Dose enhancement and localisation by combining reduced mass targets and a pulsed solenoid for radiobiological effectiveness studies of laser accelerated protons

Proton beams by means of the well-confined dose deposition in matter are a promising tool for improving radiotherapy of cancer. Wider clinical use, however, is limited by the complexity and expense of current proton accelerators. Compact laser-driven proton therapy accelerators are a potential alternative, yet require substantial development in reliable beam generation, transport and dosimetric monitoring as well as validation in radiobiological studies.

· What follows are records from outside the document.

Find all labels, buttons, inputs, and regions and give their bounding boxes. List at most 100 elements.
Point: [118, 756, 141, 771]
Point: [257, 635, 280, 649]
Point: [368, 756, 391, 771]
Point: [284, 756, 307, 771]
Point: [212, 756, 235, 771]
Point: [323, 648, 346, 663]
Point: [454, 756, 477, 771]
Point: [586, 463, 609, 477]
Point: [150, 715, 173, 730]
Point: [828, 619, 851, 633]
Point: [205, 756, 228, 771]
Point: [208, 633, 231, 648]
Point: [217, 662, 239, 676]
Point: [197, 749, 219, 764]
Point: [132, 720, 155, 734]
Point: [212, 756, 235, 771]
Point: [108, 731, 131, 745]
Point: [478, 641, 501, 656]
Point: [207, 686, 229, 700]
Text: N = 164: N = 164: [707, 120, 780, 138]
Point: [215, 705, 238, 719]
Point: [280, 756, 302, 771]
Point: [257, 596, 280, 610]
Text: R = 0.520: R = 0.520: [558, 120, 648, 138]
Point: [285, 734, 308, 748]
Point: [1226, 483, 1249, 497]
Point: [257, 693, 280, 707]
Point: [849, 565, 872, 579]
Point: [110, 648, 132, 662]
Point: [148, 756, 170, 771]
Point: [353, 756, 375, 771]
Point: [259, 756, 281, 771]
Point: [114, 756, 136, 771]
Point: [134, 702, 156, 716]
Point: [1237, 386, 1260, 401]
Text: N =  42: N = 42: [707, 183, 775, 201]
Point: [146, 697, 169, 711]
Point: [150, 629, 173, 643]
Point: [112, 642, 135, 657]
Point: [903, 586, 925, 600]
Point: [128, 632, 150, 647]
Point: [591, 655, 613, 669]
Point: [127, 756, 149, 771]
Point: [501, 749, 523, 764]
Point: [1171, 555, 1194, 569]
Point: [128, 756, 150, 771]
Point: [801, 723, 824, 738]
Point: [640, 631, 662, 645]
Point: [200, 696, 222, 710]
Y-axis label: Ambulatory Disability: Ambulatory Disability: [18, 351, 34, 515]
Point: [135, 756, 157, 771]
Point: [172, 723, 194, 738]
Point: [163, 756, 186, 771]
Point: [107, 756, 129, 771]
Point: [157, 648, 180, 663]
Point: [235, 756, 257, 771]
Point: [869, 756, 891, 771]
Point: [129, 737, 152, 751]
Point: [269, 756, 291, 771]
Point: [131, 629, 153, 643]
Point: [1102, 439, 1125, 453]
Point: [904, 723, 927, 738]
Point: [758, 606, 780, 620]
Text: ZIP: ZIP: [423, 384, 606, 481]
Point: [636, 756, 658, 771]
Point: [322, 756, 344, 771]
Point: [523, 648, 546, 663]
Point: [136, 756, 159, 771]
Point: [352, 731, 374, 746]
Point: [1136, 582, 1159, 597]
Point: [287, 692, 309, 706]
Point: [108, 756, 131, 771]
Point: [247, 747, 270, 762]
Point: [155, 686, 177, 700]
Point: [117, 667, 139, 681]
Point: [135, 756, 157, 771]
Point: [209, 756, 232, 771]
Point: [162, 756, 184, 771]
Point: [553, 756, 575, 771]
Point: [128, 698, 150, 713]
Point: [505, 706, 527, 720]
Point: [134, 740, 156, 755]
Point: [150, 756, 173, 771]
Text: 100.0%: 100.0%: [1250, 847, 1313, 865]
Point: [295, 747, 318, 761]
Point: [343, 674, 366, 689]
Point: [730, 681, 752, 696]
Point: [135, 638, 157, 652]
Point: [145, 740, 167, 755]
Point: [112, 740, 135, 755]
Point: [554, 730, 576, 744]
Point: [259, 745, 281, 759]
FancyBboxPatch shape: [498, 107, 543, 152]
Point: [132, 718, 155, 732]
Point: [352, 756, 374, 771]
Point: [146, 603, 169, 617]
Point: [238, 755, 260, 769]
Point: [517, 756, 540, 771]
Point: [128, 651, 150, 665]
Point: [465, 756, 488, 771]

In vitro cell irradiations with laser-accelerated protons show radiobiological effectiveness similar to conventionally accelerated protons. In vivo animal irradiations – the next step in the translational research chain towards laser-driven proton therapy of cancer – are currently restricted by the low proton yield and energy at the irradiation site.

We report on systematic investigations of the ultrashort pulse laser-driven acceleration of protons from thin targets of narrow lateral dimension, so-called reduced mass targets (RMTs). A robust maximum energy enhancement (almost doubled) was found when compared to reference irradiations of plain foils of same thickness and material. Combining RMTs with a pulsed high-field solenoid for particle capturing, as developed at Helmholtz-Zentrum Dresden-Rossendorf, gives the potential to enhance and localise the dose per pulse applied to the tumour, thus making further radiobiological studies on volumetric tumours feasible in the future.